Hong Kong’s stock market operator and regulator pushed through a controversial overhaul of their listing rules this year to attract so-called new economy companies - including technology firms and biotechnology researchers - to raise capital in the city.
They have good reason to do so. The best performing stocks on the main indices of Hong Kong, Shanghai and Shenzhen in 2017 were all related one way or another to technology, or at least have a business strategy that taps into the new economy.
“Technology companies have overtaken financial, energy, industrial and commercial firms as the ones with the biggest market values and the most influence,” said Citic Securities’ analyst Xu Yingbo, who recommends buying Tencent Holdings, AAC Technoligies Holdings, Hanzhou HikVision Digital Technology and Sanan Optoelectronics. “China has already become one of the two global forces of technology innovation.”
Hong Kong’s key Hang Seng Index rose 36per cent this year, while the China Enterprise Index (CEI) advanced 24.6 per cent.
Hang Seng’s top performer Geely Automobile Holdings, rising almost 266 per cent, has pledged that every new model under its Volvo brand starting in 2019 will be either fully electric or powered by hybrid petrol-electric engines. It’s now exporting an electric version of the iconic London black cab to Norway.
The biggest winner on the China Enterprise Index, Ping An Insurance Group’s 109.7 per cent return, is making fintech and insurtech the signatures of its business strategy.
The pattern is similar in mainland China. Six of the 10 biggest gainers among the 1,434 stocks on the Shanghai Composite Index were technology-related, led by manufacturing systems designer PNC Process Systems, which rose 10-fold this year.
In Shenzhen, a claimant to being China’s Silicon Valley, seven of the top 10 advancers among the 2,123 stocks on the Shenzhen Composite Index were involved in genomics, new materials, biotechnology.
“Solid fundamentals of technology innovation and fast earnings growth are fuelling the rally in technology stocks this year, and the relatively loose global liquidity has also enriched their valuations,” said Chen Hao, a strategist at KGI Securities in Shanghai. “Looking forward to 2018, global investors will still be positive on the sector as technology innovation is showing signs of acceleration.”

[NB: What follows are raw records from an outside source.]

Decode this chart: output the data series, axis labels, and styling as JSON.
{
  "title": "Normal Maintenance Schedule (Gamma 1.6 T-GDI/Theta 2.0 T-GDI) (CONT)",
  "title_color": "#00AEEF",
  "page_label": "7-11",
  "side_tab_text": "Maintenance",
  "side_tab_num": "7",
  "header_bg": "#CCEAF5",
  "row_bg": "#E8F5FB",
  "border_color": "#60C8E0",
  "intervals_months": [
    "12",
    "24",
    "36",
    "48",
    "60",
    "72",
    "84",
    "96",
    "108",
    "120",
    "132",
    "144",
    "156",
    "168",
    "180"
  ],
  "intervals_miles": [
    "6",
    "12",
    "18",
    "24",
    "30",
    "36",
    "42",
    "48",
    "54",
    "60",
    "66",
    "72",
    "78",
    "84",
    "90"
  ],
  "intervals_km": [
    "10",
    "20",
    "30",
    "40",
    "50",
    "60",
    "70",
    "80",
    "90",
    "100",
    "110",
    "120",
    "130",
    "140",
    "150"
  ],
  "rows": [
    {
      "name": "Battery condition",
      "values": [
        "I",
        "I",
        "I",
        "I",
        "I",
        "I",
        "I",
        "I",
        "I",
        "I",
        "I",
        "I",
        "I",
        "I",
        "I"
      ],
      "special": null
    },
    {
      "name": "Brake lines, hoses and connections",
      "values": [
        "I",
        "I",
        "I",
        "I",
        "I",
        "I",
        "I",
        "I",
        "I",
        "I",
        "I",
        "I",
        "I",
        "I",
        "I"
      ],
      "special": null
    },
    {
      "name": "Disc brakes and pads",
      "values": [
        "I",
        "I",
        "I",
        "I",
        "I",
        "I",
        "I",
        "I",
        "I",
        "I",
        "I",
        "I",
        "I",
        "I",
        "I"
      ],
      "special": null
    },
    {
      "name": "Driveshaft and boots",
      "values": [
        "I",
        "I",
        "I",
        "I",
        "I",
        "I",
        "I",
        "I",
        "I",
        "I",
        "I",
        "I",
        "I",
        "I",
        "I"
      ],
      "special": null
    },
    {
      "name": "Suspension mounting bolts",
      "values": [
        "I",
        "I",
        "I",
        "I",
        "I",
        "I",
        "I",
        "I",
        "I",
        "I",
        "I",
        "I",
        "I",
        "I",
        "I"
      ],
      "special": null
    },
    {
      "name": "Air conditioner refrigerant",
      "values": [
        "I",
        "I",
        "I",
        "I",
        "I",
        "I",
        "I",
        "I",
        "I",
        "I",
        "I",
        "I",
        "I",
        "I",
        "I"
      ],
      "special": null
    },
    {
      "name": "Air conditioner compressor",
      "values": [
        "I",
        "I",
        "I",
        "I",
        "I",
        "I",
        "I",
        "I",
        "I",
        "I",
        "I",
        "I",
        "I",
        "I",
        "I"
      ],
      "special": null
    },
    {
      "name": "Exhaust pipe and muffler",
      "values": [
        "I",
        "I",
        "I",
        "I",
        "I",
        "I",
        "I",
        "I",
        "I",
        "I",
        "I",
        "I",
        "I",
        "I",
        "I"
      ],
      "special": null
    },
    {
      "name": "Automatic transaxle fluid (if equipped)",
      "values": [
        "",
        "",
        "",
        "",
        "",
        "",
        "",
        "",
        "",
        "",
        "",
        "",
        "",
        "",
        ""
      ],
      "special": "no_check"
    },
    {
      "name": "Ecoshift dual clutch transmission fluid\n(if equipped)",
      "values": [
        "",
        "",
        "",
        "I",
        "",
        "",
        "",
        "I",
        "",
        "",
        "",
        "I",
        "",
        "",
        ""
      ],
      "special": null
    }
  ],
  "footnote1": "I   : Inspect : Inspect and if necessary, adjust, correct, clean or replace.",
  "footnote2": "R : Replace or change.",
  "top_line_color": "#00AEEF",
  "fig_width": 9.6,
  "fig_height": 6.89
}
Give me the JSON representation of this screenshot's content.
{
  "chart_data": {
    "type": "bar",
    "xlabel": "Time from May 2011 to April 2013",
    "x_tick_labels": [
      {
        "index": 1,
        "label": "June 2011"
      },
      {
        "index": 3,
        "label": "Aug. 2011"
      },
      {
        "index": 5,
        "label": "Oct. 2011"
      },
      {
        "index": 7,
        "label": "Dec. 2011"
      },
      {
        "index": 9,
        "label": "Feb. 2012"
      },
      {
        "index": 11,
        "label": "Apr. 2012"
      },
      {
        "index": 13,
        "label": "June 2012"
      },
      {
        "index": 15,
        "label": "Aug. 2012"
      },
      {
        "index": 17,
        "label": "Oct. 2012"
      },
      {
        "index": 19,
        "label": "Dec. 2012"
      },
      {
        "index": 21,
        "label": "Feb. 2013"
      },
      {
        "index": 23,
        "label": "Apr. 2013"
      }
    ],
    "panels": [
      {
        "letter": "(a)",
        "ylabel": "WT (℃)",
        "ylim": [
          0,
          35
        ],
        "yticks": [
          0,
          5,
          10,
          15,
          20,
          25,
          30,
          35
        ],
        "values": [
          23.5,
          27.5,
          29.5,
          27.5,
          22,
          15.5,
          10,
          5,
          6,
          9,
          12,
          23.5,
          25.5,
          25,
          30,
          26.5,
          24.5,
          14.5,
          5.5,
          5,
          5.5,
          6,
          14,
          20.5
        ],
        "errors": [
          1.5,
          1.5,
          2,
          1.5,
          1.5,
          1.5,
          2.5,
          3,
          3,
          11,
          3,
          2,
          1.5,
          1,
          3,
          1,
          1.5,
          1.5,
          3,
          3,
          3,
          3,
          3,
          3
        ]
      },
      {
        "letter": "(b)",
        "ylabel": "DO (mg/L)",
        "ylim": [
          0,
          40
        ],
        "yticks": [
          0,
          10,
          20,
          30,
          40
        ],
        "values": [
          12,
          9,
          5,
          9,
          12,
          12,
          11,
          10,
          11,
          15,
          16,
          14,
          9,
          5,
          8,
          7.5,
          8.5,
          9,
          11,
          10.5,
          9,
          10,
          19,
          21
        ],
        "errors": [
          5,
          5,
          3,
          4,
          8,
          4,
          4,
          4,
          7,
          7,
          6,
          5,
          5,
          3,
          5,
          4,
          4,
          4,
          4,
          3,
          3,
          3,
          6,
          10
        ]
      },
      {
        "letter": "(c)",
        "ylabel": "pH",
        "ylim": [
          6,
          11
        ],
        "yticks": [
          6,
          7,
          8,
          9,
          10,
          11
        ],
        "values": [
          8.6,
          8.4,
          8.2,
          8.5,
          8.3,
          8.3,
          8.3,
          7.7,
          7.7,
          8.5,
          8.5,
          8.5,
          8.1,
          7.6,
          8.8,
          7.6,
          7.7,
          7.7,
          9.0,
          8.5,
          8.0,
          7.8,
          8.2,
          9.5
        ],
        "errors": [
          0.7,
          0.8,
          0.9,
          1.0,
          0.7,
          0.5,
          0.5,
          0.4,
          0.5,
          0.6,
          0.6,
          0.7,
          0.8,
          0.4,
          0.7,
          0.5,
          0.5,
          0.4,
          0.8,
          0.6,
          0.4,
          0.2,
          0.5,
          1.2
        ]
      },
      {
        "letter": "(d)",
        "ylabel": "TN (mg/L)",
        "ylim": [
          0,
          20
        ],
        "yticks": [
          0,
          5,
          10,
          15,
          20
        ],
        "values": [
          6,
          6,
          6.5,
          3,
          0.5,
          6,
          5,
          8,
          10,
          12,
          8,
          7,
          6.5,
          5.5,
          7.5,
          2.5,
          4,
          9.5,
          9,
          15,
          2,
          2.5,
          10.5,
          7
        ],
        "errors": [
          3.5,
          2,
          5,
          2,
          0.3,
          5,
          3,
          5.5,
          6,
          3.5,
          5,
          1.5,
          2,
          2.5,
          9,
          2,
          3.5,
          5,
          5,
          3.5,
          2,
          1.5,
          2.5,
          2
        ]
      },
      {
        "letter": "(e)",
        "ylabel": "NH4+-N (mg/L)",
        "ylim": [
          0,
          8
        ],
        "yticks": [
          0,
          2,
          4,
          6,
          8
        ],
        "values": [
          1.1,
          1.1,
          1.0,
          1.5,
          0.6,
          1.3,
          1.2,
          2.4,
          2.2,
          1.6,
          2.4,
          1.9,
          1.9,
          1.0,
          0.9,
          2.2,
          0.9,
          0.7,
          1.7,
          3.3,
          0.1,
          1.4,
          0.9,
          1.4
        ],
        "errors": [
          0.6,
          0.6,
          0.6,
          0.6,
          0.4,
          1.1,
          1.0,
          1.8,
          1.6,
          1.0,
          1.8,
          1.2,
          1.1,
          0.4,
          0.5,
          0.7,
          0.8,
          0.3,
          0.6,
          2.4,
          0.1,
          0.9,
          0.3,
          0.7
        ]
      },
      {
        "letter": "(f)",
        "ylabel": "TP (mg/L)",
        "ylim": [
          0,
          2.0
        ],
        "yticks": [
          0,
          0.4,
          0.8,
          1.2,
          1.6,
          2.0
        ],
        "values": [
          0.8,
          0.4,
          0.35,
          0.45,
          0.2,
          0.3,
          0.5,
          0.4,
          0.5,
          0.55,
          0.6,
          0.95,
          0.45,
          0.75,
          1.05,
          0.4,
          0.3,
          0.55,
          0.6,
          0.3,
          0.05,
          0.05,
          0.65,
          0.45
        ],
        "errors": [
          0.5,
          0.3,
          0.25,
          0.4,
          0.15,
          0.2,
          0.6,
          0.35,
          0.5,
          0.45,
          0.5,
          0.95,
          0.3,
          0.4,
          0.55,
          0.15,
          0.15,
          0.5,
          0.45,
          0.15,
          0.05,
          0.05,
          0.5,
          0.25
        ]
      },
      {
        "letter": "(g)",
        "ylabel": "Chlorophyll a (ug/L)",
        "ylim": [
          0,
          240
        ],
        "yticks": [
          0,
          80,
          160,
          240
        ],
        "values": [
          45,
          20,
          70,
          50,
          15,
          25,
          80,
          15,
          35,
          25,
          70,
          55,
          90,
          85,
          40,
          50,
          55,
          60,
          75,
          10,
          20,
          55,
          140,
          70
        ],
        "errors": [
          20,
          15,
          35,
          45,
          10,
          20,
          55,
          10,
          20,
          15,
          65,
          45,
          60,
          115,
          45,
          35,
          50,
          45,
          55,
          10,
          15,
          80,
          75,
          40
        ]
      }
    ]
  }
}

Chinese companies are investing their higher valuations into research and development, with the country’s aggregate R&D expenditure rising by 19 per cent, the fastest pace in the world, according to Citic Securities, the country’s biggest listed brokerage.
The boom has propelled Tencent, operator of China’s dominant social media network, into Asia’s most valuable company, with a market value that briefly broke the US$500 billion barrier, putting it among Amazon, Apple, Facebook and Google’s parent Alphabet among the aristocracy of technology.

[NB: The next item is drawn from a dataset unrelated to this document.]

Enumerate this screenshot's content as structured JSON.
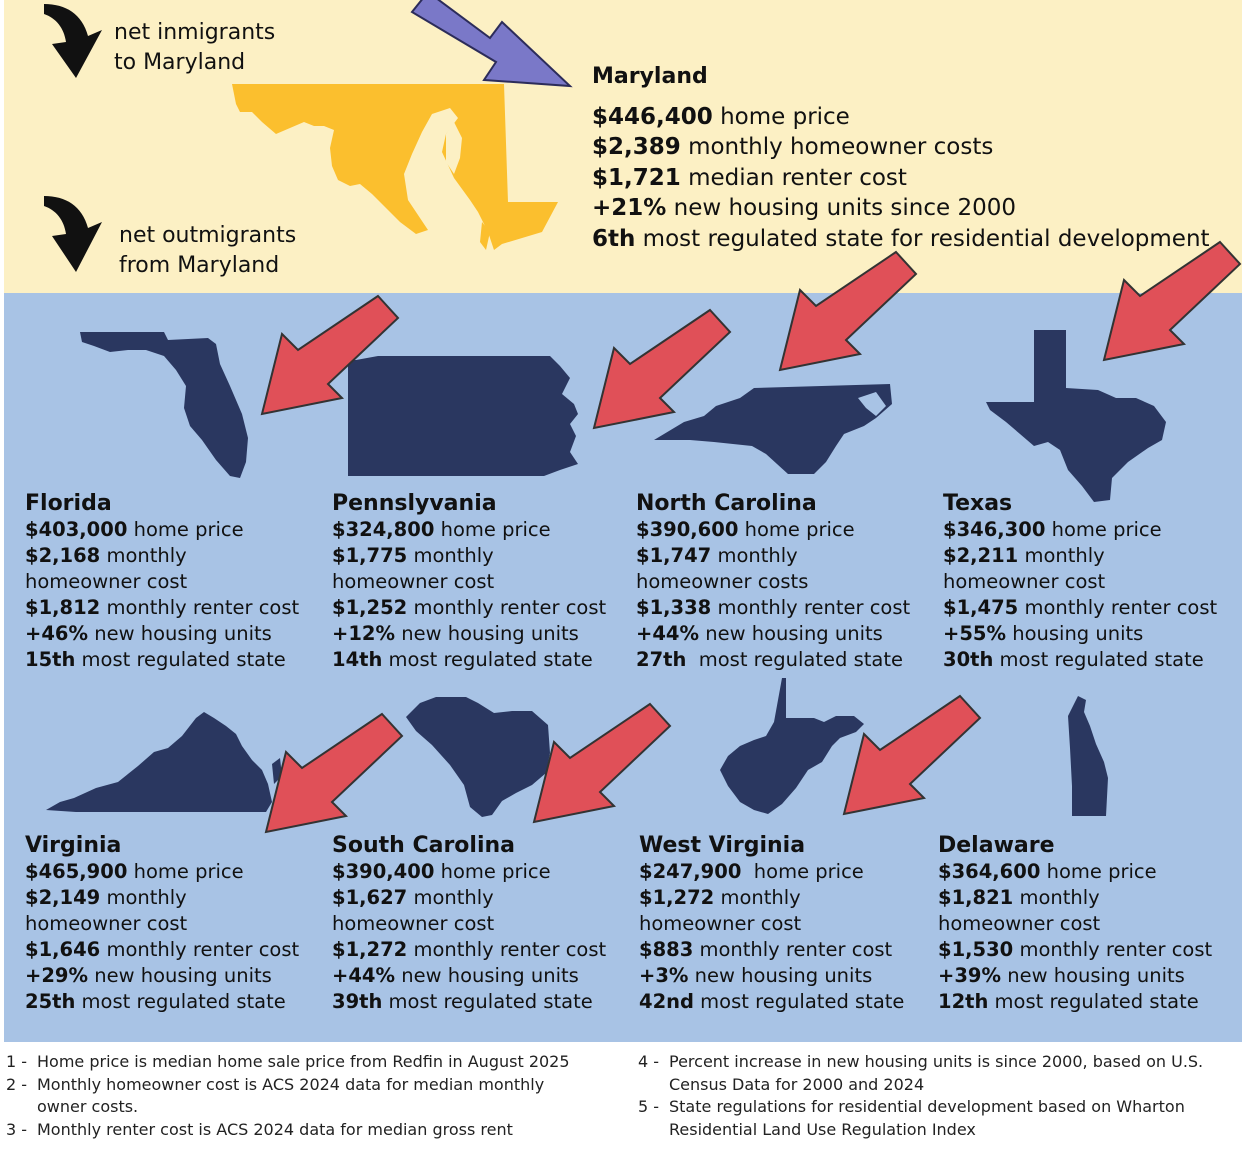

Tencent is the second-largest stock on the Hang Seng index, with a weighting less than half a percentage point smaller than HSBC, but accounts for about 7 per cent of the value of stocks that changed hands everyday on the entire Hong Kong bourse last year. HSBC made up less than 2 per cent of average daily turnover.
To be sure, Hong Kong is a latecomer to the technology stakes. Before ZhongAn Online P&C Insurance’s initial public offering in September, the city’s bourse was dominated by property developers, banks, Chinese oil companies and industrial firms. The extent of technology among Hong Kong-listed stocks was limited to China’s biggest mobile phone networks. And Chinese technology companies from Alibaba Group Holding to search engine operator Sogou Inc chose to raise capital in New York, not Hong Kong.
That changed with the HK$13.68 billion (US$1.75 billion) IPO by ZhongAn, which sells insurance online. That paved the way for a series of technology-related IPOs in quick succession in Hong Kong.
Razer Inc, a maker of consoles and accessories for video gamers backed by the city’s wealthiest man Li Ka-shing, staged its HK$3.93 billion in early November.
The HK$9.6 billion IPO by Tencent’s China Literature Limited unit in late November was Hong Kong’s most sought-after sale in decades. Investors placed 600 times more money than stocks on offer, locking in HK$520 billion of capital, equivalent to one third of the entire city’s money supply.
Still, stock market valuations obey the microeconomic laws of supply and demand, the same way physical objects can’t defy gravity. Stock prices that have overtaken corporate earnings will be in for a tough year in 2018, as rising interest rates mark the end of cheap financing, some traders said.
“Technology stocks are too risky now, even if they continue to be chased by investors,” said Joseph Tong Tong, chairman of Morton Securities in Hong Kong. “Many technology stocks that surged in 2017 are now trading at a high valuation. Investors are investing in them with the expectation they have a high growth. Once their growth rate slow in 2018, investors will start to sell the stocks.”